Last night, I watched Last Bus To Woodstock, the seventh episode of Inspector Morse. To give you the gen, this is a British police telly drama, set in Oxford, and which ran for 33 episodes, over eight seasons for 13 years; each film-length episode runs for almost 2 hours, so that’s a lot of time investment. I have also caught up with the much newer UK police series, Unforgotten, on the “catch up” app and now I’m on the current season showing every Friday. The thing about all these police-crime solving telly dramas is they are very cyclic in nature. With each episode, and with each series/season, the story begins just like the last one.

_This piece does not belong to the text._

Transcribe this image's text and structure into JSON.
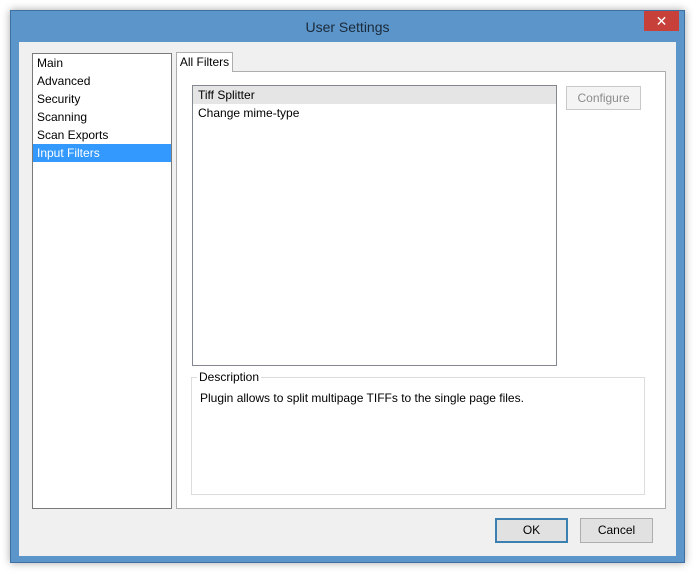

We should be happy with that and I think we are. Lots of things in nature go about in cycles: day and night, the moon, the Earth around the Sun, the comets around the Solar System, the Solar System around the Universe and the Universe, for all we know, goes regularly around a flying turtle called Derek. We cannot get away from cyclic events so we may as well accept this fact and enjoy it.

But with me there is a rub. The thing I never liked about work was the dailiness of it. You get up, you go into work, you work, you go home, you go to bed, you get up, you go into work….. whaaaa!

Not only this but the work itself, and I’m sure I can’t be alone, is excruciatingly cyclic. You get one project out the door and what next? In comes another, much the same as the last, and the process is the same, on and on, until they give you a small party and a clock. Yeah, and that clock.

So it occurred to me this morning that I must be some kind of Linearist. A natural straight-liner. Entropic, Time’s Arrow, ever forward. I hadn’t the foggiest whether Linearism was a real thing, and I’m still unsure and if it is a thing, whether it applies to what I’m talking about.

I can’t think it’s never been thought of. Unless we’ve been going around in circles and missed it.